Radio Vets Get It

In recent days I had the good fortune to sit down and chat with longtime Detroit radio personality and programmer Lori Bennett, most recently PD at Magic.  She left the industry in recent months after more than two decades, including many years at WMGC rival WNIC. We had never met in person but had followed each others careers both in front of and behind the microphone.

Get two “old” radio vets together and the conversation invariably becomes dominated by what the airwaves could be, should be and used to be. I’ve always maintained that personality, communicating the right content in the right doses, is key to setting radio stations apart from terrestrial and satellite competitors. On exactly the same page and in a position to put words into action, Lori was responsible, over the course of the past year, in bringing back two talented, long-time radio vets to the full-time air at Magic: Chris Edmonds (Afternoons) and Kevin O’Neill (Evenings). We can all thank her for that.

Just south on the dial at 104.3-FM, ace PD Tim Roberts, meanwhile, is proving that he is not just one of the best Country programmers around but also has a knack for “Classic Hits.”  Dick Purtan’s absence aside, the station sounds its best in years with an up-tempo melding of talented jocks, jingles and music – all packaged and paced ala the Top 40 super-AM stations of the 70s. Roberts also had the wherewithal to bring back Jim Johnson (Middays) whose pipes and lineage deserved it.

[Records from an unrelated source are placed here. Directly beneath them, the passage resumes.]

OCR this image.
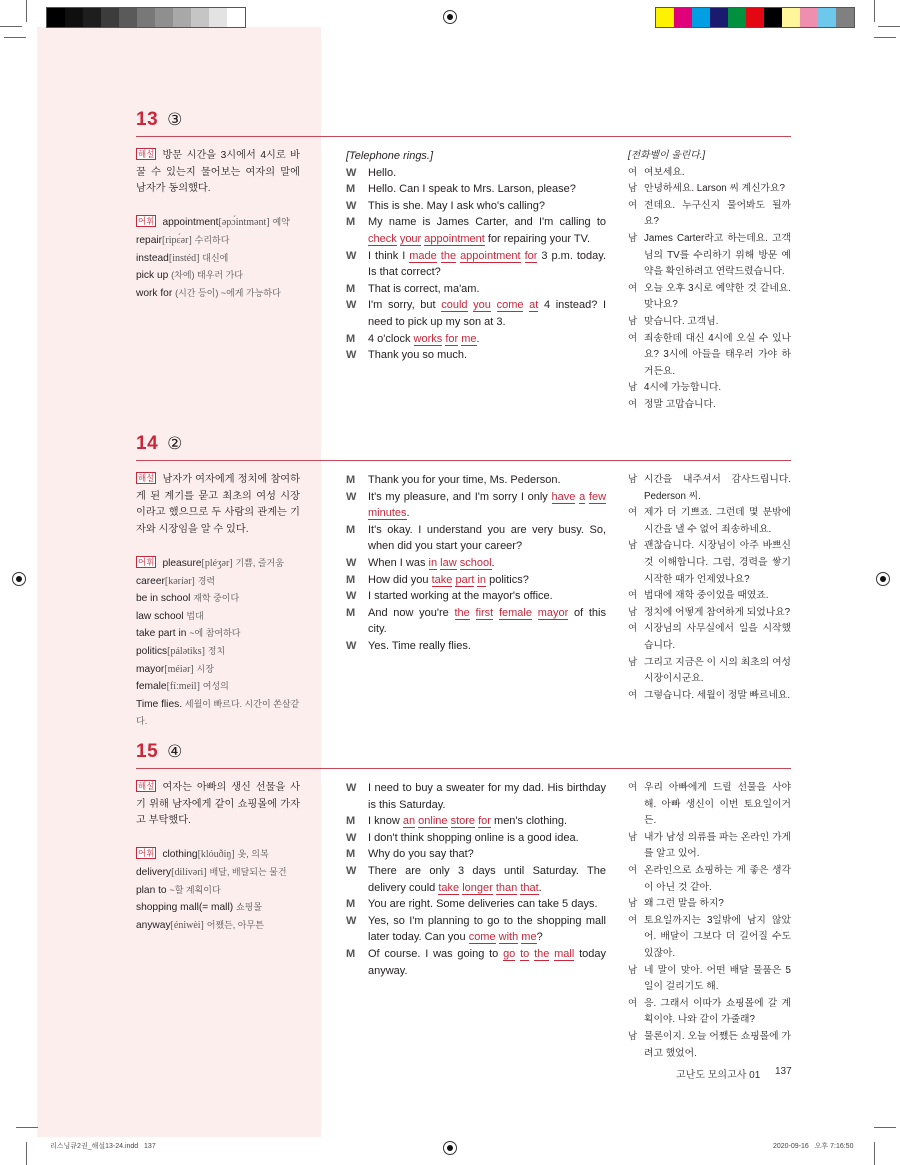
13 ③
해설 방문 시간을 3시에서 4시로 바꿀 수 있는지 물어보는 여자의 말에 남자가 동의했다.
어휘 appointment[əpɔ́intmənt] 예약
repair[ripɛ́ər] 수리하다
instead[instéd] 대신에
pick up (차에) 태우러 가다
work for (시간 등이) ~에게 가능하다
[Telephone rings.]
W	Hello.
M	Hello. Can I speak to Mrs. Larson, please?
W	This is she. May I ask who's calling?
M	My name is James Carter, and I'm calling to check your appointment for repairing your TV.
W	I think I made the appointment for 3 p.m. today. Is that correct?
M	That is correct, ma'am.
W	I'm sorry, but could you come at 4 instead? I need to pick up my son at 3.
M	4 o'clock works for me.
W	Thank you so much.
[전화벨이 울린다.]
여 여보세요.
남 안녕하세요. Larson 씨 계신가요?
여 전데요. 누구신지 물어봐도 될까요?
남 James Carter라고 하는데요. 고객님의 TV를 수리하기 위해 방문 예약을 확인하려고 연락드렸습니다.
여 오늘 오후 3시로 예약한 것 같네요. 맞나요?
남 맞습니다. 고객님.
여 죄송한데 대신 4시에 오실 수 있나요? 3시에 아들을 태우러 가야 하거든요.
남 4시에 가능합니다.
여 정말 고맙습니다.
14 ②
해설 남자가 여자에게 정치에 참여하게 된 계기를 묻고 최초의 여성 시장이라고 했으므로 두 사람의 관계는 기자와 시장임을 알 수 있다.
어휘 pleasure[pléʒər] 기쁨, 즐거움
career[kəríər] 경력
be in school 재학 중이다
law school 법대
take part in ~에 참여하다
politics[pálətiks] 정치
mayor[méiər] 시장
female[fíːmeil] 여성의
Time flies. 세월이 빠르다. 시간이 쏜살같다.
M	Thank you for your time, Ms. Pederson.
W	It's my pleasure, and I'm sorry I only have a few minutes.
M	It's okay. I understand you are very busy. So, when did you start your career?
W	When I was in law school.
M	How did you take part in politics?
W	I started working at the mayor's office.
M	And now you're the first female mayor of this city.
W	Yes. Time really flies.
남 시간을 내주셔서 감사드립니다. Pederson 씨.
여 제가 더 기쁘죠. 그런데 몇 분밖에 시간을 낼 수 없어 죄송하네요.
남 괜찮습니다. 시장님이 아주 바쁘신 것 이해합니다. 그럼, 경력을 쌓기 시작한 때가 언제였나요?
여 법대에 재학 중이었을 때였죠.
남 정치에 어떻게 참여하게 되었나요?
여 시장님의 사무실에서 일을 시작했습니다.
남 그리고 지금은 이 시의 최초의 여성 시장이시군요.
여 그렇습니다. 세월이 정말 빠르네요.
15 ④
해설 여자는 아빠의 생신 선물을 사기 위해 남자에게 같이 쇼핑몰에 가자고 부탁했다.
어휘 clothing[klóuðiŋ] 옷, 의복
delivery[dilívəri] 배달, 배달되는 물건
plan to ~할 계획이다
shopping mall(= mall) 쇼핑몰
anyway[éniwèi] 어쨌든, 아무튼
W	I need to buy a sweater for my dad. His birthday is this Saturday.
M	I know an online store for men's clothing.
W	I don't think shopping online is a good idea.
M	Why do you say that?
W	There are only 3 days until Saturday. The delivery could take longer than that.
M	You are right. Some deliveries can take 5 days.
W	Yes, so I'm planning to go to the shopping mall later today. Can you come with me?
M	Of course. I was going to go to the mall today anyway.
여 우리 아빠에게 드릴 선물을 사야 해. 아빠 생신이 이번 토요일이거든.
남 내가 남성 의류를 파는 온라인 가게를 알고 있어.
여 온라인으로 쇼핑하는 게 좋은 생각이 아닌 것 같아.
남 왜 그런 말을 하지?
여 토요일까지는 3일밖에 남지 않았어. 배달이 그보다 더 길어질 수도 있잖아.
남 네 말이 맞아. 어떤 배달 물품은 5일이 걸리기도 해.
여 응. 그래서 이따가 쇼핑몰에 갈 계획이야. 나와 같이 가줄래?
남 물론이지. 오늘 어쨌든 쇼핑몰에 가려고 했었어.
고난도 모의고사 01 137
리스닝큐2권_해설13-24.indd   137	2020-09-16   오후 7:16:50
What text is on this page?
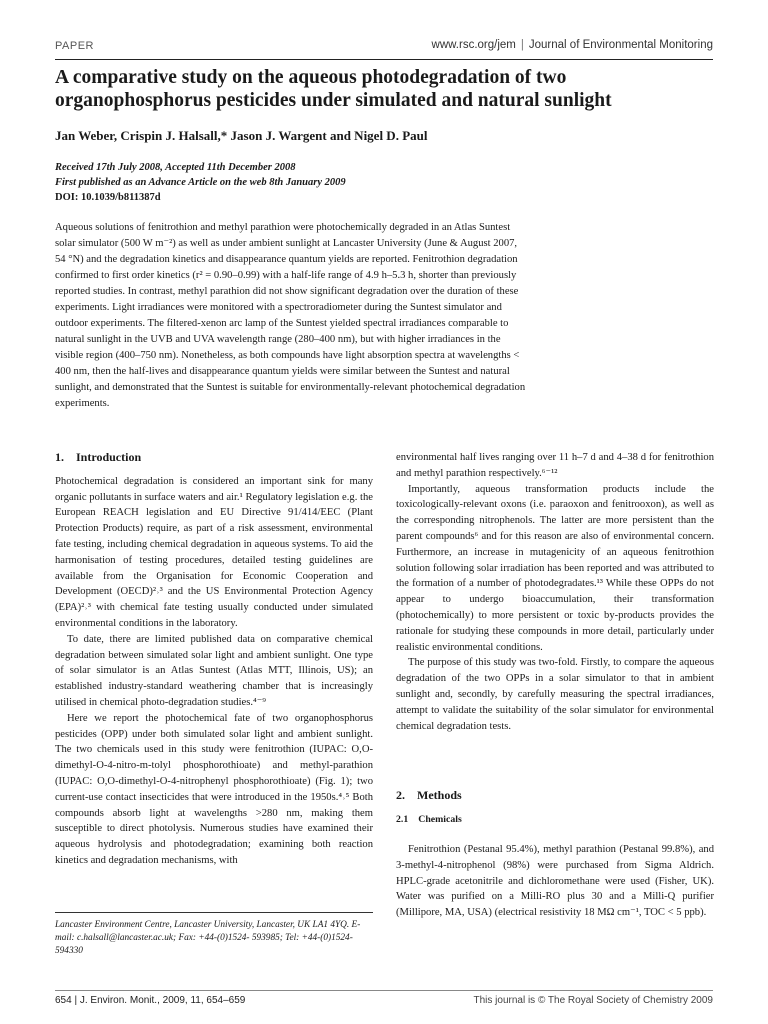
PAPER	www.rsc.org/jem | Journal of Environmental Monitoring
A comparative study on the aqueous photodegradation of two organophosphorus pesticides under simulated and natural sunlight
Jan Weber, Crispin J. Halsall,* Jason J. Wargent and Nigel D. Paul
Received 17th July 2008, Accepted 11th December 2008
First published as an Advance Article on the web 8th January 2009
DOI: 10.1039/b811387d

Aqueous solutions of fenitrothion and methyl parathion were photochemically degraded in an Atlas Suntest solar simulator (500 W m⁻²) as well as under ambient sunlight at Lancaster University (June & August 2007, 54 °N) and the degradation kinetics and disappearance quantum yields are reported. Fenitrothion degradation confirmed to first order kinetics (r² = 0.90–0.99) with a half-life range of 4.9 h–5.3 h, shorter than previously reported studies. In contrast, methyl parathion did not show significant degradation over the duration of these experiments. Light irradiances were monitored with a spectroradiometer during the Suntest simulator and outdoor experiments. The filtered-xenon arc lamp of the Suntest yielded spectral irradiances comparable to natural sunlight in the UVB and UVA wavelength range (280–400 nm), but with higher irradiances in the visible region (400–750 nm). Nonetheless, as both compounds have light absorption spectra at wavelengths < 400 nm, then the half-lives and disappearance quantum yields were similar between the Suntest and natural sunlight, and demonstrated that the Suntest is suitable for environmentally-relevant photochemical degradation experiments.

1. Introduction

Photochemical degradation is considered an important sink for many organic pollutants in surface waters and air.¹ Regulatory legislation e.g. the European REACH legislation and EU Directive 91/414/EEC (Plant Protection Products) require, as part of a risk assessment, environmental fate testing, including chemical degradation in aqueous systems. To aid the harmonisation of testing procedures, detailed testing guidelines are available from the Organisation for Economic Cooperation and Development (OECD)²˒³ and the US Environmental Protection Agency (EPA)²˒³ with chemical fate testing usually conducted under simulated environmental conditions in the laboratory.

To date, there are limited published data on comparative chemical degradation between simulated solar light and ambient sunlight. One type of solar simulator is an Atlas Suntest (Atlas MTT, Illinois, US); an established industry-standard weathering chamber that is increasingly utilised in chemical photo-degradation studies.⁴⁻⁹

Here we report the photochemical fate of two organophosphorus pesticides (OPP) under both simulated solar light and ambient sunlight. The two chemicals used in this study were fenitrothion (IUPAC: O,O-dimethyl-O-4-nitro-m-tolyl phosphorothioate) and methyl-parathion (IUPAC: O,O-dimethyl-O-4-nitrophenyl phosphorothioate) (Fig. 1); two current-use contact insecticides that were introduced in the 1950s.⁴˒⁵ Both compounds absorb light at wavelengths >280 nm, making them susceptible to direct photolysis. Numerous studies have examined their aqueous hydrolysis and photodegradation; examining both reaction kinetics and degradation mechanisms, with

Lancaster Environment Centre, Lancaster University, Lancaster, UK LA1 4YQ. E-mail: c.halsall@lancaster.ac.uk; Fax: +44-(0)1524- 593985; Tel: +44-(0)1524-594330

environmental half lives ranging over 11 h–7 d and 4–38 d for fenitrothion and methyl parathion respectively.⁶⁻¹²

Importantly, aqueous transformation products include the toxicologically-relevant oxons (i.e. paraoxon and fenitrooxon), as well as the corresponding nitrophenols. The latter are more persistent than the parent compounds⁶ and for this reason are also of environmental concern. Furthermore, an increase in mutagenicity of an aqueous fenitrothion solution following solar irradiation has been reported and was attributed to the formation of a number of photodegradates.¹³ While these OPPs do not appear to undergo bioaccumulation, their transformation (photochemically) to more persistent or toxic by-products provides the rationale for studying these compounds in more detail, particularly under realistic environmental conditions.

The purpose of this study was two-fold. Firstly, to compare the aqueous degradation of the two OPPs in a solar simulator to that in ambient sunlight and, secondly, by carefully measuring the spectral irradiances, attempt to validate the suitability of the solar simulator for environmental chemical degradation tests.

2. Methods
2.1 Chemicals

Fenitrothion (Pestanal 95.4%), methyl parathion (Pestanal 99.8%), and 3-methyl-4-nitrophenol (98%) were purchased from Sigma Aldrich. HPLC-grade acetonitrile and dichloromethane were used (Fisher, UK). Water was purified on a Milli-RO plus 30 and a Milli-Q purifier (Millipore, MA, USA) (electrical resistivity 18 MΩ cm⁻¹, TOC < 5 ppb).

654 | J. Environ. Monit., 2009, 11, 654–659	This journal is © The Royal Society of Chemistry 2009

And, in case you hadn’t yet noticed, kudos to News/Talk 760 WJR for allowing us, although fleetingly, to once again enjoy the sultry-voiced Lynne Woodison on many of their “positioning” jingles. I am privileged to call Lynne a friend and look forward to hearing more from her in the days ahead as well.

What’s the old saying: You can take the man out of radio but you can’t take the radio out of the man? As I continue to listen, critique and admire, it is always rewarding to hear and hear of talented industry professionals who are doing things the right way to the mutual listening benefit of us all.